Zielscheiben des Volkszorns
Wen der Hype um die Fußball-Weltmeisterschaft im Juni und Juli jetzt schon nervt, dem sei diskret gesteckt, dass die Hysterie ihrem eigentlichen Höhepunkt erst noch entgegensieht. Doch die Einstimmung auf den nationalen Taumel läuft bereits auf vollen Touren, und bisweilen scheint es nichts Wichtigeres zu geben als die todernsten Diskussionen darüber, wie die Auswahl des Deutschen Fußball-Bundes (DFB) trotz eines höchst mittelmäßigen Personals den ultimativen Erfolg einfahren kann, ob der Chefübungsleiter nun ein fleißiger Deutscher ist oder doch nur ein amerikanischer Blender und wer bei der WM in der Schießbude stehen soll. Derartiges wird zur Schicksalsfrage hochgejazzt, und man kann es deshalb auch als fußballinteressierter Mensch kaum erwarten, bis das Turnier endlich vorbei ist.

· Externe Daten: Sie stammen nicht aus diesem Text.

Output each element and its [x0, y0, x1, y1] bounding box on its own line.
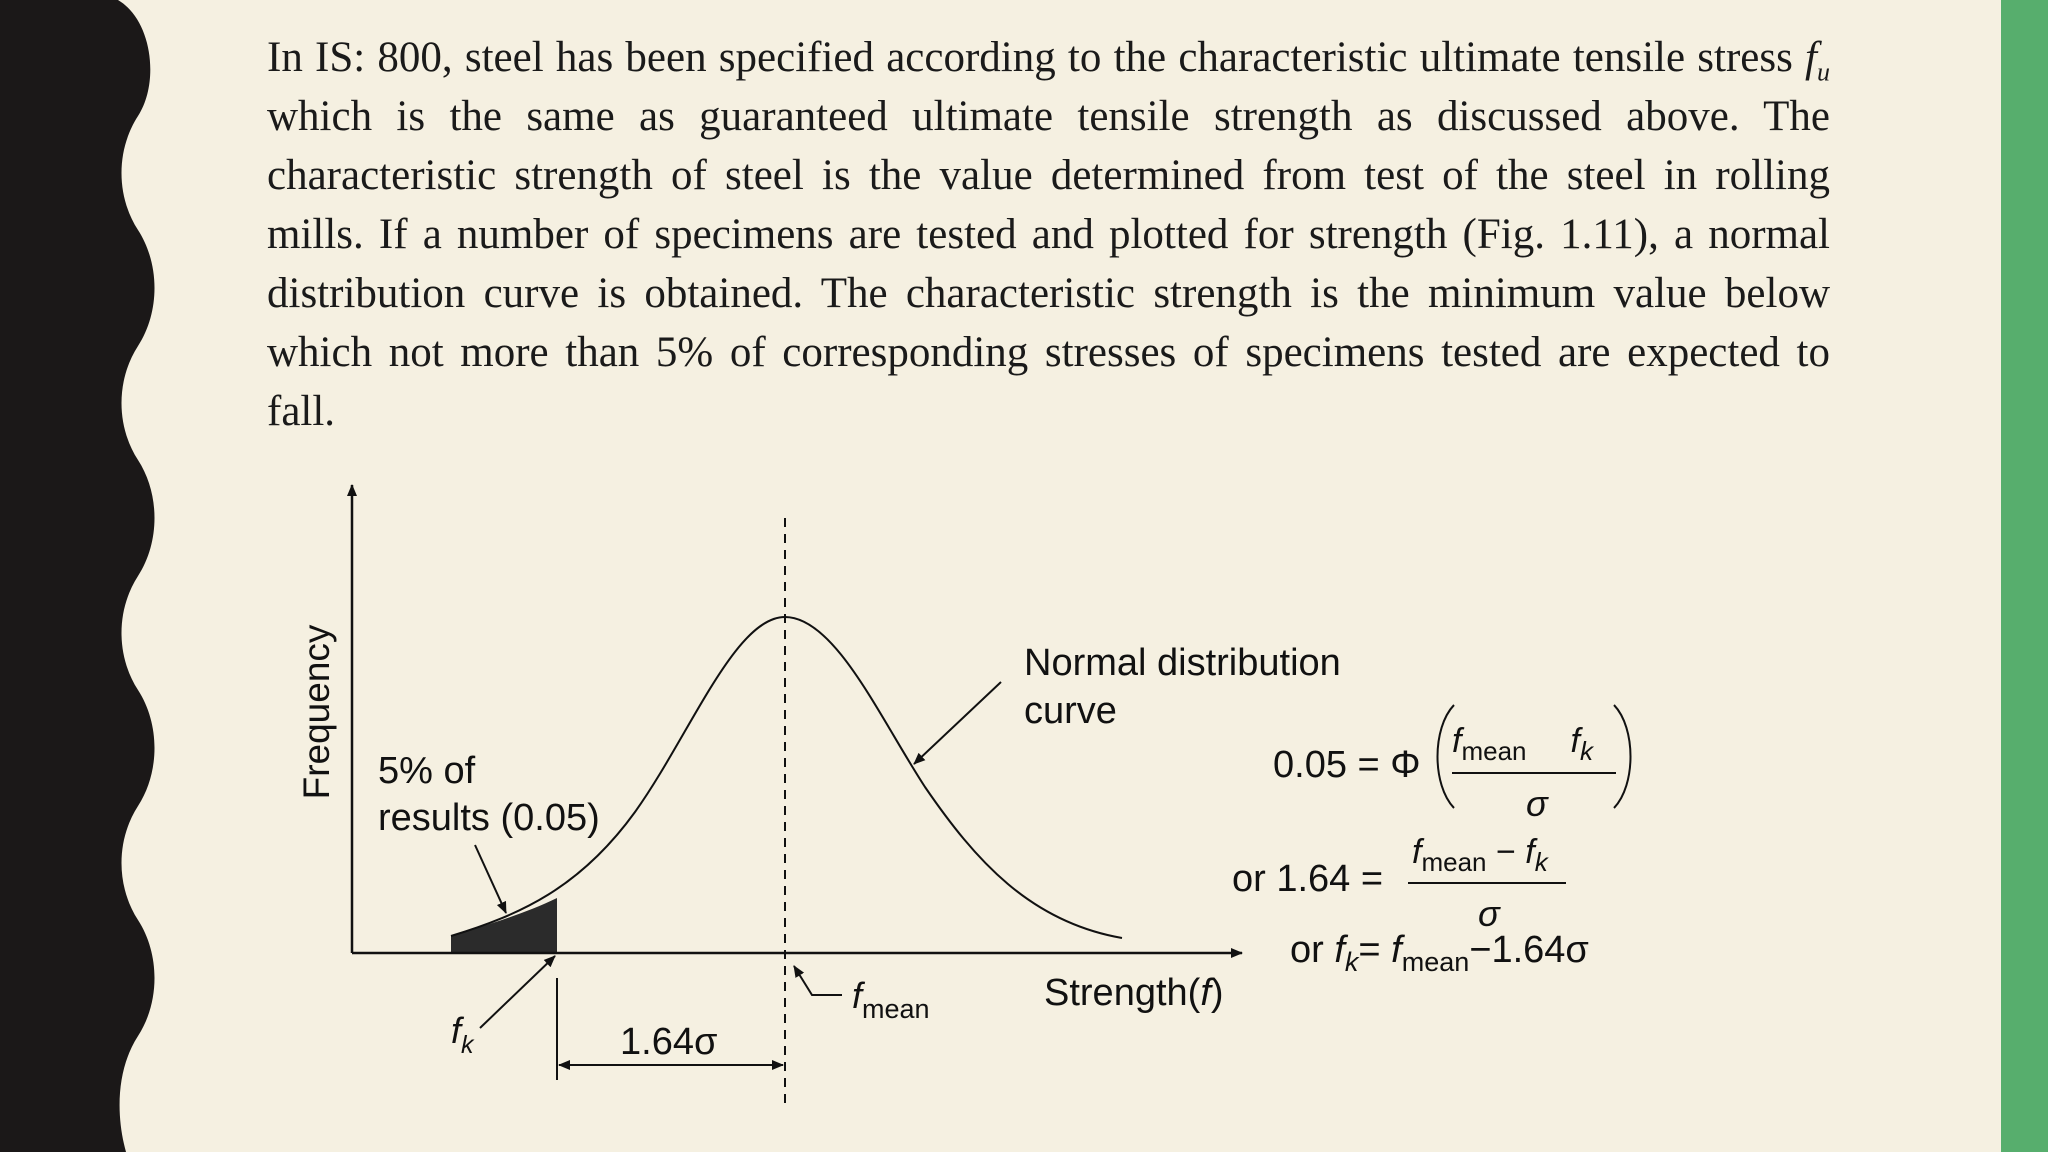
normal-distribution-curve: [450, 615, 1123, 939]
body-paragraph: In IS: 800, steel has been specified acc…: [267, 28, 1830, 441]
eq1-numerator: fmean fk: [1452, 722, 1595, 766]
paragraph-part-2: which is the same as guaranteed ultimate…: [267, 93, 1830, 435]
eq1-denominator: σ: [1526, 783, 1549, 824]
eq2-lhs: or 1.64 =: [1232, 858, 1383, 900]
fu-symbol: fu: [1805, 34, 1830, 87]
fk-pointer-arrow: [479, 955, 556, 1029]
fk-label: fk: [451, 1010, 475, 1059]
tail-pointer-arrow: [474, 844, 507, 914]
tail-label-line1: 5% of: [378, 750, 476, 792]
curve-label-line1: Normal distribution: [1024, 642, 1341, 684]
tail-label-line2: results (0.05): [378, 797, 600, 839]
left-wavy-border: [0, 0, 155, 1152]
eq1-lhs: 0.05 = Φ: [1273, 744, 1421, 786]
eq2-numerator: fmean − fk: [1412, 833, 1550, 877]
wavy-border-shape: [0, 0, 155, 1152]
y-axis-label: Frequency: [296, 624, 337, 799]
x-axis-label: Strength(f): [1044, 972, 1224, 1014]
curve-label-line2: curve: [1024, 690, 1117, 732]
eq2-denominator: σ: [1478, 893, 1501, 934]
curve-pointer-arrow: [913, 681, 1002, 765]
eq1-left-paren: [1436, 704, 1455, 809]
tail-area-5-percent: [451, 898, 557, 953]
eq1-right-paren: [1613, 704, 1632, 809]
fmean-label: fmean: [852, 975, 930, 1024]
paragraph-part-1: In IS: 800, steel has been specified acc…: [267, 34, 1806, 81]
right-accent-bar: [2001, 0, 2048, 1152]
fmean-pointer-arrow: [793, 965, 842, 996]
dimension-label: 1.64σ: [620, 1021, 717, 1063]
eq3: or fk= fmean−1.64σ: [1290, 929, 1589, 977]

Besonders genau wird man einstweilen jedoch verfolgen müssen, wie sich Verantwortliche und Deutschlandfans im zu erwartenden Misserfolgsfall verhalten. Der amerikanische Politikwissenschaftler und Soziologe Andrei S. Markovits befürchtet, Trainer Klinsmann könnte dann „zur persona non grata in seinem Heimatland werden“ und müsse „ernsthaft um seine Sicherheit besorgt“ sein. Dem Vorwurf des Vaterlandsverrats könnten jedoch auch die Spieler ausgesetzt sein, und hier vor allem jene beiden, die längst nicht jeder uneingeschränkt gerne im Nationaltrikot kicken sieht. Die Rede ist vom Schalker Gerald Asamoah (Foto oben) und dem Bremer Patrick Owomoyela (Foto unten), deren dunkle Hautfarbe sie – trotz Du bist Deutschland-Kampagne und ostentativ zur Schau gestellter, vermeintlicher Weltoffenheit – zur Zielscheibe des Volkszorns machen könnte, wenn es bei der Gastgebertruppe nicht so läuft wie gewünscht.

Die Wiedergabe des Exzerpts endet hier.